Started Koestler's Darkness at Noon yesterday evening. Yeah, its my old problem. Reading too many books together at the same time. But its interesting to read it side by side with Gorky Park. Both deal with the Soviet Union, but their heroes(or rather protagonists, as Rubashov, of Darkness, is not exactly heroic) cannot be more different. Arkady Renko is the man who refused to sell his soul. He is not burning with hatred for communism; he is probably too old and tired, and past all that. But he cannot take all that party and revolution and workers' paradise talk seriously. Its a farce to him. So he simply avoids anything to do with the party as far as possible, and sticks to his job as detective. That is a realistic potrayal of the closest one could come to dissidence in Soviet Russia.
Rubashov of Darkness at Noon is almost comical in comparison, with his faith in the future and how the Party will take the world to a new paradise.
When the novel starts he is locked up in a cell waiting for interrogation. He is finally caught in the net in one of the purges under No.1 (Stalin, I guess). So he broods intermittently over his past and over a toothache(Koestler very effectively uses the toothache as a symbol for his discomfort over things Rubashov did for the party in the past). And all through his brooding, he wonders about - and this is the theme of the book - whether the ends justify the means. This is supposedly the central problem in the book. But I think the way problems should be defined, it is a very badly defined problem.
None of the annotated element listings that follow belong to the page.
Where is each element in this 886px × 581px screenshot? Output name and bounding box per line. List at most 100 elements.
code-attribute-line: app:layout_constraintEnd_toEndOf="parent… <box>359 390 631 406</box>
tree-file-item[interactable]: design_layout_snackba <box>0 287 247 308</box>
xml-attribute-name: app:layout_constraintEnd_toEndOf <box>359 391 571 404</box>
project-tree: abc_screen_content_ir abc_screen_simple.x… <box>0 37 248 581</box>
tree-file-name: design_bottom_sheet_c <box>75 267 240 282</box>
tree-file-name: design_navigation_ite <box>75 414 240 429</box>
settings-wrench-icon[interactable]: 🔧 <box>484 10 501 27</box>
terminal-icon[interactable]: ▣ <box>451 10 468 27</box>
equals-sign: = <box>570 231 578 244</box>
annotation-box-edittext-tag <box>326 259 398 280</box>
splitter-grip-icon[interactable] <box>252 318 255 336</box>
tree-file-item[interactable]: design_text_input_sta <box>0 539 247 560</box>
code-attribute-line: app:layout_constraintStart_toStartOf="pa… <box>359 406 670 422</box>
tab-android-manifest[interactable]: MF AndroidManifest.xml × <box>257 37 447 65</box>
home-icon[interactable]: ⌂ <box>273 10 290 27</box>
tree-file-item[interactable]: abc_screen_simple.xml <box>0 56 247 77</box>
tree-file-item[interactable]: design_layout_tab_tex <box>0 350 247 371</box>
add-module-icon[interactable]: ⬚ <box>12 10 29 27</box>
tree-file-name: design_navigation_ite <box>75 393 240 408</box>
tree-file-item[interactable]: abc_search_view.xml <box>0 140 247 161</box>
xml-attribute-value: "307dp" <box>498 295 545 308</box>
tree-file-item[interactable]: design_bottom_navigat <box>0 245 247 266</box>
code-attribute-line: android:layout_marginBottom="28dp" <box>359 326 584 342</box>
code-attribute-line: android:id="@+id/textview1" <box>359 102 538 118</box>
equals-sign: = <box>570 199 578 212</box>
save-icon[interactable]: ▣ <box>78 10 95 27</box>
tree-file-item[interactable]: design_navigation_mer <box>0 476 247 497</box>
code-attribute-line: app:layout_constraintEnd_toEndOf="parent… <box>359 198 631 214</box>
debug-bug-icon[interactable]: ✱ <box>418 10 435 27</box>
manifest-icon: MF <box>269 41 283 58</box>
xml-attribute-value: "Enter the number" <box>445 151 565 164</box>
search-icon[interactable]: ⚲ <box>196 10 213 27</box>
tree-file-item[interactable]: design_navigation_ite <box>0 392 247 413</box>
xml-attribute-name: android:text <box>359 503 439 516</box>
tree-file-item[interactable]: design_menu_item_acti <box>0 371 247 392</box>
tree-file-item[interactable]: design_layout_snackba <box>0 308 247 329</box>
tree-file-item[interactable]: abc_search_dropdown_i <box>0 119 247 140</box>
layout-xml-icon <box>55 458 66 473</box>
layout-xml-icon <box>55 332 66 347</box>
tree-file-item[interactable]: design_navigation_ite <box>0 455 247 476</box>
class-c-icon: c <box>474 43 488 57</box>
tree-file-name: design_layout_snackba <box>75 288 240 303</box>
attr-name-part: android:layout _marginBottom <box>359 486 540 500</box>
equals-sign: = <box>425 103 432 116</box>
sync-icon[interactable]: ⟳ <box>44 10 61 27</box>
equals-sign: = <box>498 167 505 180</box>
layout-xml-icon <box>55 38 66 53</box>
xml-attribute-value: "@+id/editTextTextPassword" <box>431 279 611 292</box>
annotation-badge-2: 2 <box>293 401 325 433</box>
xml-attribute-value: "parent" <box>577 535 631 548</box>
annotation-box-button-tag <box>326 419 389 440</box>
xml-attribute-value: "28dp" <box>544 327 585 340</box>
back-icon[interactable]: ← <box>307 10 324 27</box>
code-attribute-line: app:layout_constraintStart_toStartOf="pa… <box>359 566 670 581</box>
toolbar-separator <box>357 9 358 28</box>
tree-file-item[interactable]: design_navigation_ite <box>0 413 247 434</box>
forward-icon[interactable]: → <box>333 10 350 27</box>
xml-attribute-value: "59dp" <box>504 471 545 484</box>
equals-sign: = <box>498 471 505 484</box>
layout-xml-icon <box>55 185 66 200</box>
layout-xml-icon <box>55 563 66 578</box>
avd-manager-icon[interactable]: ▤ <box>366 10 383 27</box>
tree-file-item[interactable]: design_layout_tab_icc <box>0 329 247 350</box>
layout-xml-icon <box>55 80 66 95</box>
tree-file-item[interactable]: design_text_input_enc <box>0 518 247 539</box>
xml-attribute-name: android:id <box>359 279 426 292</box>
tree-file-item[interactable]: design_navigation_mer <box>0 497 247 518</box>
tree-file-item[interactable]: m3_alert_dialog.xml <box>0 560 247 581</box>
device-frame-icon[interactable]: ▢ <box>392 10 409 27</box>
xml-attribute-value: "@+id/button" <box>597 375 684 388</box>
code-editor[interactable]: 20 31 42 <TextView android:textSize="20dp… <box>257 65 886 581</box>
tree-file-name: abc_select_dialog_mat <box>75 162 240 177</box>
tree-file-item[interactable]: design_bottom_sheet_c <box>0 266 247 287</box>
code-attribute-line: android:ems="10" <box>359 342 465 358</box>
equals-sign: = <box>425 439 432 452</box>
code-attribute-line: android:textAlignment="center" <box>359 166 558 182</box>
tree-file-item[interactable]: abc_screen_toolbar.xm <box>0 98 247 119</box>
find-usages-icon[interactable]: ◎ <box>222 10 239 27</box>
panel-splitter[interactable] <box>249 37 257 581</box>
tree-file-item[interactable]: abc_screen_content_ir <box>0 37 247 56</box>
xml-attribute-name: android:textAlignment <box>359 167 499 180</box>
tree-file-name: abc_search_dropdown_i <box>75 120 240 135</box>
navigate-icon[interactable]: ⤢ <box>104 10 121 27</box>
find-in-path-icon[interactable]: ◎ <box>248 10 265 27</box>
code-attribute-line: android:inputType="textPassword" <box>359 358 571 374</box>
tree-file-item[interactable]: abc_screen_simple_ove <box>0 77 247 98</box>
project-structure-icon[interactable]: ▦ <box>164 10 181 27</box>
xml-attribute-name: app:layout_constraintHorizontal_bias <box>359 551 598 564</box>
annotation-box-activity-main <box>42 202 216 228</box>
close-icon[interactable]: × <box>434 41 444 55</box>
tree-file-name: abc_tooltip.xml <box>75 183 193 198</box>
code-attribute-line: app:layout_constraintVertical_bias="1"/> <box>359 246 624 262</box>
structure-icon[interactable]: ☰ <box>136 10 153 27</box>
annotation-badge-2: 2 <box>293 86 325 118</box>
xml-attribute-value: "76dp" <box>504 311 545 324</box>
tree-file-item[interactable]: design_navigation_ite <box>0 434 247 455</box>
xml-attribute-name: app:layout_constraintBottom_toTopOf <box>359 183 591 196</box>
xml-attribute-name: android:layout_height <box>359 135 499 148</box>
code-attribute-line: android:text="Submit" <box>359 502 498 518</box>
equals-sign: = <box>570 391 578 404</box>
For one, the ends, the way Rubashov describes them, are laughable. He believes that the revolution is 'with' the forces of history, and it will create a completely just society and a paradise on earth for the masses. Now, such ends- okay, this sounds a little too scientific- are not quantifiable at all! How do you measure the justness of a society? How do you know when you have reached a completely just one? Anyone who believes such ends is simply deluding himself, cos he himself will not know even if he has reached those ends. And even if he does, how will he prove it to others? Darkness is a good book if you want a peek into the mind of a failed Communist, but as a general book raising question of ends vs means, I think it fails.
To define a good 'ends vs means' problem, we need a situation where the ends can clearly be seen, be measured, to be good. Then we can think about the means. A science fiction work may define the problem more clearly.
Suppose you have a planet where people exist with two kinds of mutations. Some have one heart, some have two. Now, the people with one heart can live easily with one, but the people with two hearts, their bodies are used to twice the pumping since birth, can only survive if they have two hearts. Suppose a 100 people on this planet(all with one heart) are about to die of heart failure. Should you round up 50 2-hearted people (at random) and use their hearts for transplant, and save 50 lives on balance?
Ok, all that was a little creepy. But it attacks the means vs ends question with more clarity, cos at least you know the ends are measurably better. Not some vague workers' paradise in the future.
You can solve a tough problem, but what you can never solve is a badly defined problem. That is what I don't like about Darkness at Noon. It would have been fine if Koestler had stuck to depicting communism and why he hated it. But to set it up as an example where the means failed to justify the ends seemed taking it a little too far.